Authenticating proxies

The last method of third-party user authentication we will discuss is the use of an Authenticating Proxy (often abbreviated as AP). This approach differs from all others in this article in that it does not require the use of access tokens. You can require users to authenticate for each request to your cluster separately and avoid the issues of token revocation altogether.

This method works such that requests are not sent directly to your cluster's API server but to a third-party service: the Authenticating Proxy. It functions as the Identity Provider for this authentication method, meaning it is where your users must prove their identity. This can be done in any way you like - username and password, a hardware token like a Yubikey, or SSH keys configured in the terminal profile.

Once the user has authenticated with the Authenticating Proxy, the proxy forwards the request to the cluster along with all the necessary user information.
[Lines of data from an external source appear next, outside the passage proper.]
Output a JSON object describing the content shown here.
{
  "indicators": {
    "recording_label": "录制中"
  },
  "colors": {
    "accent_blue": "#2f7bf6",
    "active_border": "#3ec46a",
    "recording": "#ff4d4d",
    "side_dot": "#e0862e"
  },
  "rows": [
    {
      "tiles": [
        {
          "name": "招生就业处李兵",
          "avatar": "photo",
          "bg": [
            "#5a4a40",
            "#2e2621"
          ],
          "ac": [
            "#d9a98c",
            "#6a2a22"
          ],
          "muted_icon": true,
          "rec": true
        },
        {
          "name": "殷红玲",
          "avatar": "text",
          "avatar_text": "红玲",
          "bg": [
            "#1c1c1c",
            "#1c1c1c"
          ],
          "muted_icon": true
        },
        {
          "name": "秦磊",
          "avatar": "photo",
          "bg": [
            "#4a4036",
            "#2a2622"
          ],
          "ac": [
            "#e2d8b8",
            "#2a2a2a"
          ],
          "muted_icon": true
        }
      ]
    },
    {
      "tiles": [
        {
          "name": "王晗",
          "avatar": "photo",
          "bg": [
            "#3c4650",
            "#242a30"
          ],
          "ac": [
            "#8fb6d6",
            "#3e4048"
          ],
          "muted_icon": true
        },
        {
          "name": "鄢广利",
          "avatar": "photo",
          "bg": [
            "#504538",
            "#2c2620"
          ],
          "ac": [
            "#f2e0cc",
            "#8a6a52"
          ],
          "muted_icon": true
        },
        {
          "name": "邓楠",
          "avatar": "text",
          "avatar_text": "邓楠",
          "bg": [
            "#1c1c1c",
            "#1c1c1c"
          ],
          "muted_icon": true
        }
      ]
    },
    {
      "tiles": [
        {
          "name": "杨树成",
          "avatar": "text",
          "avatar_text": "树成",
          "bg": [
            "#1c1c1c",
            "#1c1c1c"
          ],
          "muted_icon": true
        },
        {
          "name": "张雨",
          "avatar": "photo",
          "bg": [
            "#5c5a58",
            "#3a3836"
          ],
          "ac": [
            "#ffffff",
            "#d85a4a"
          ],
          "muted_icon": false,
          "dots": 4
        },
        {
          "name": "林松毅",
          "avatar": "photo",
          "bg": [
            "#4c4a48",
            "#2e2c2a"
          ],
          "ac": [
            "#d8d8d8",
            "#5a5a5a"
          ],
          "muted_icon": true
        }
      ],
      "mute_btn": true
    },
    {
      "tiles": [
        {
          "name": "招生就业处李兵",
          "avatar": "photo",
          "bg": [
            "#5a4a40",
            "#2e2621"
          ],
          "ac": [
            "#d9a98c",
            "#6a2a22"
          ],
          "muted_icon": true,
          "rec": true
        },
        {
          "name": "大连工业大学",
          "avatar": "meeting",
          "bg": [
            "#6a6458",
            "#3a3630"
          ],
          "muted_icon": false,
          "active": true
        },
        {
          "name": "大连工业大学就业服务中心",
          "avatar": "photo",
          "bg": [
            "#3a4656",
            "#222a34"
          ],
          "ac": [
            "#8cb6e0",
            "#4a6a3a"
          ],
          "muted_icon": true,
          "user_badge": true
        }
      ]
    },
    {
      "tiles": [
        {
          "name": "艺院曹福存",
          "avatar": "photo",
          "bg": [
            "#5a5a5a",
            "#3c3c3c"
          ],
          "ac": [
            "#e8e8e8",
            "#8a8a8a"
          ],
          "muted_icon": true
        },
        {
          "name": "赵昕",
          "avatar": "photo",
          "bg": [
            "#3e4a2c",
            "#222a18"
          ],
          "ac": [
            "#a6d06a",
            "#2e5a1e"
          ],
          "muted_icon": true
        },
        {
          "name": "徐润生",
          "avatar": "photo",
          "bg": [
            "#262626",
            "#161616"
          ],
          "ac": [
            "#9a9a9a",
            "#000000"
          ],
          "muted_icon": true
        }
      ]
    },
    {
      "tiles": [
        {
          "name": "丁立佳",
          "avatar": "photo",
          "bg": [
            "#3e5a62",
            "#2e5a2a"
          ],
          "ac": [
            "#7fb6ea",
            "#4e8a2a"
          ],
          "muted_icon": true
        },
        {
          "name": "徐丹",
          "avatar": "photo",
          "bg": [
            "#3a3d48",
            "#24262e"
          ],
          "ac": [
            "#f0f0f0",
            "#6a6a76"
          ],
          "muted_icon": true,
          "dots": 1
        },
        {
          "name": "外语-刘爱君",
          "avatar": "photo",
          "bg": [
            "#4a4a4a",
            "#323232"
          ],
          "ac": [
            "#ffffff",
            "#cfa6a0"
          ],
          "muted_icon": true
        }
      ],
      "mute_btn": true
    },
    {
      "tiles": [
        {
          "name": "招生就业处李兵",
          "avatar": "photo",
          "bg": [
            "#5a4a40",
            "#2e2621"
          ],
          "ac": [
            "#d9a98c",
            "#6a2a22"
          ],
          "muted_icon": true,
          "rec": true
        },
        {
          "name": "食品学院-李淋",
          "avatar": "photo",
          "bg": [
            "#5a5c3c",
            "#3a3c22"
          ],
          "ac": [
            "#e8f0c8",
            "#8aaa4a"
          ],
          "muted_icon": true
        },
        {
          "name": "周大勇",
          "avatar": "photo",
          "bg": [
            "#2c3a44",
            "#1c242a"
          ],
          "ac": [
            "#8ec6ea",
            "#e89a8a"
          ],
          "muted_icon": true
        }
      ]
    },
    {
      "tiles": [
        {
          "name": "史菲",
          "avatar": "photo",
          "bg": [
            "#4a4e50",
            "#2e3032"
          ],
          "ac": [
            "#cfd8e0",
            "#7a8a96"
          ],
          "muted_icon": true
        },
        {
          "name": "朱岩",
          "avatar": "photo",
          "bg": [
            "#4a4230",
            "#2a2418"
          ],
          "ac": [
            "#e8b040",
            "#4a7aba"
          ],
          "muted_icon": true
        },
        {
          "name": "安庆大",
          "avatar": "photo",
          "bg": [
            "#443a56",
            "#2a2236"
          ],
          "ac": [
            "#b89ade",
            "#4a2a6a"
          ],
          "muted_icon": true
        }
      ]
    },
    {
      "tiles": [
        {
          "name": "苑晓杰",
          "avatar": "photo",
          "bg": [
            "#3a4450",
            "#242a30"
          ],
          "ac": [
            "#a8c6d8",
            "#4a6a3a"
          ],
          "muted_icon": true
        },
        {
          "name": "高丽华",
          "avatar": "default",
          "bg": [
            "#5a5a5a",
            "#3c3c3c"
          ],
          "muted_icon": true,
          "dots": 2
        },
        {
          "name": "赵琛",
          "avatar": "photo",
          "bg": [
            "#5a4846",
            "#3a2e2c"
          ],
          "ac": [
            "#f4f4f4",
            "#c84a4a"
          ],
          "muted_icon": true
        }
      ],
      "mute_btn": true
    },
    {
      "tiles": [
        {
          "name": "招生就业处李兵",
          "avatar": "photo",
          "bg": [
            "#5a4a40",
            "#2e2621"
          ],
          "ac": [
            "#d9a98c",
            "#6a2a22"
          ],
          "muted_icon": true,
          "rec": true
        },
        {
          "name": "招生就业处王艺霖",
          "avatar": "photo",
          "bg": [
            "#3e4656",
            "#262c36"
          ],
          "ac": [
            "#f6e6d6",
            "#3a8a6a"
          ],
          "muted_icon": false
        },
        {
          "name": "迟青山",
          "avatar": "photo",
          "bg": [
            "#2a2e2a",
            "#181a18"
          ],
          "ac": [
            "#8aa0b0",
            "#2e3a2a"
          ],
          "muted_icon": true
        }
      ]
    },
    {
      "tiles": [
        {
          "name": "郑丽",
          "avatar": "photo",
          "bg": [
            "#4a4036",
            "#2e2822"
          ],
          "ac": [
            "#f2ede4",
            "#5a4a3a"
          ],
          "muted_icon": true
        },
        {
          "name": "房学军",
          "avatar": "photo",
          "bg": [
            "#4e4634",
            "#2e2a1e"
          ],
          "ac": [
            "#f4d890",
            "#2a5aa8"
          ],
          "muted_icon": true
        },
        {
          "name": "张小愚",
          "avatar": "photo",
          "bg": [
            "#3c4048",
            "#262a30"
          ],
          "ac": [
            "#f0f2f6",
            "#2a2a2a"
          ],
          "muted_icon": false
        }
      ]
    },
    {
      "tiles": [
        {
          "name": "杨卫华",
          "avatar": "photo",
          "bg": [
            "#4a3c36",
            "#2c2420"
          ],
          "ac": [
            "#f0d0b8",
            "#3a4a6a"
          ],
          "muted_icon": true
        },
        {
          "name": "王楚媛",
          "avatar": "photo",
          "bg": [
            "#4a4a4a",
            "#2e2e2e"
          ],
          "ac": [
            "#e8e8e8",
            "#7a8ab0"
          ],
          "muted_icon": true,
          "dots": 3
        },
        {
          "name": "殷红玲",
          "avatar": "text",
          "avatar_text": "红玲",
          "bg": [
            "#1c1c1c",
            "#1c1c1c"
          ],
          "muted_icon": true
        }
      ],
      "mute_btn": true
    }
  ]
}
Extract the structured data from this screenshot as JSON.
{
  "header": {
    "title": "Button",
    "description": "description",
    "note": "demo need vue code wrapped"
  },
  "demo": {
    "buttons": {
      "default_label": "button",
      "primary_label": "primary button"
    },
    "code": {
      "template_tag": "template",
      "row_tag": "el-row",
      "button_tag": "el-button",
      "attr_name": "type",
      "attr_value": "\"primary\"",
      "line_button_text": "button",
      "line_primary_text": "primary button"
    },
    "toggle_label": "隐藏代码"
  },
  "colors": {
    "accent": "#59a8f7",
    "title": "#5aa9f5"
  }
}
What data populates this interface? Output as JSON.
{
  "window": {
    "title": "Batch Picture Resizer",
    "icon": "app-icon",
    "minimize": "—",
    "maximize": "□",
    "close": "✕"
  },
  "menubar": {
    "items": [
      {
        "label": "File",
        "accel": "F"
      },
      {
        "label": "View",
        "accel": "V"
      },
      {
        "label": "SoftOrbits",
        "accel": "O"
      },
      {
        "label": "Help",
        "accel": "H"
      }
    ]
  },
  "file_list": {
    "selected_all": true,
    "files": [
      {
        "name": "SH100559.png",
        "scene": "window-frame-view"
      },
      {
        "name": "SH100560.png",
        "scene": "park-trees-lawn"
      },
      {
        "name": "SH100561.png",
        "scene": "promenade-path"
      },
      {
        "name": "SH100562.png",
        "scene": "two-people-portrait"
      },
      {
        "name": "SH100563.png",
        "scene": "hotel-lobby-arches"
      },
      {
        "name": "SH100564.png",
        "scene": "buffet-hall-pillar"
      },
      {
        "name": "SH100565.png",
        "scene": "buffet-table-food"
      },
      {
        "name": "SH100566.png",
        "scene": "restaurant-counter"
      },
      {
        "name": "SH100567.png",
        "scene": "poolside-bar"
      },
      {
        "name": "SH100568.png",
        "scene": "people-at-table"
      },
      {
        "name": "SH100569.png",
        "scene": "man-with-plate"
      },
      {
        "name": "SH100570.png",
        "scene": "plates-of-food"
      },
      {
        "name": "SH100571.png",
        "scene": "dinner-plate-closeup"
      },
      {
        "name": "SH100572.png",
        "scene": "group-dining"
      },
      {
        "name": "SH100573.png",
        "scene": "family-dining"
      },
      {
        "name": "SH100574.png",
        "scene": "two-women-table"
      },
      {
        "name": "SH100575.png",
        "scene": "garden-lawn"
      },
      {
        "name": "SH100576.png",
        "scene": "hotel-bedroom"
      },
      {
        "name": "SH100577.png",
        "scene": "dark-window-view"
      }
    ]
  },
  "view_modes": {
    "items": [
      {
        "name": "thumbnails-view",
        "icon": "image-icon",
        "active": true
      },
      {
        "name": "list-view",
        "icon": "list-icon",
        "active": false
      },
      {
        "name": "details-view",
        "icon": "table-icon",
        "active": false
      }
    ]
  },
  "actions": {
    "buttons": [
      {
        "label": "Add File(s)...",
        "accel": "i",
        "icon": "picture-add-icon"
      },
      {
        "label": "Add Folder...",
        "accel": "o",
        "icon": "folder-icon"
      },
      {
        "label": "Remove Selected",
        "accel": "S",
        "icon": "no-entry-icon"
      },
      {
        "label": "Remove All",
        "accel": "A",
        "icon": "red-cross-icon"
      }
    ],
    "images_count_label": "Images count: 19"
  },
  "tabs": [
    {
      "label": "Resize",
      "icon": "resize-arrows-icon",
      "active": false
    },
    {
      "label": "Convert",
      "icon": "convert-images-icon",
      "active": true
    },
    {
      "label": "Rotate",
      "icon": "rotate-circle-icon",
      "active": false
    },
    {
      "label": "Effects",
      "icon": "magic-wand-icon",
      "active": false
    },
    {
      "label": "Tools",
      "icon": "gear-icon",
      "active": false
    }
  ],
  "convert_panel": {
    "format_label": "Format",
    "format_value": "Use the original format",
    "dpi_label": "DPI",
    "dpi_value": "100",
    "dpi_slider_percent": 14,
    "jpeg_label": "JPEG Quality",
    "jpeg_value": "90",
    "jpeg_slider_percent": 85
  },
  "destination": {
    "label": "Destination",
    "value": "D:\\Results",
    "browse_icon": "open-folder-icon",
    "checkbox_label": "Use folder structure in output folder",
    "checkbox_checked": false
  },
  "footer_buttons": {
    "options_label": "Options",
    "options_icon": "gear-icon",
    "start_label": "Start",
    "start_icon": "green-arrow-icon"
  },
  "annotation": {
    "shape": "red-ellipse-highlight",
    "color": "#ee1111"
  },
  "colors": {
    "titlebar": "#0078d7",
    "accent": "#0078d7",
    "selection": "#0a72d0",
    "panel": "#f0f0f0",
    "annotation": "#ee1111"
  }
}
Communication between the AP and your cluster is via HTTP, secured with client certificates. The AP must present a valid client certificate, signed by a certificate authority recognized by the cluster, before any other information in its HTTP requests to the cluster will be read.

This authentication method is very flexible, allowing you to use any user authentication method you like and completely separate the authentication layer from your cluster. If you need to revoke access for a specific user, you can do so at the AP level without changing your cluster's settings and risking downtime.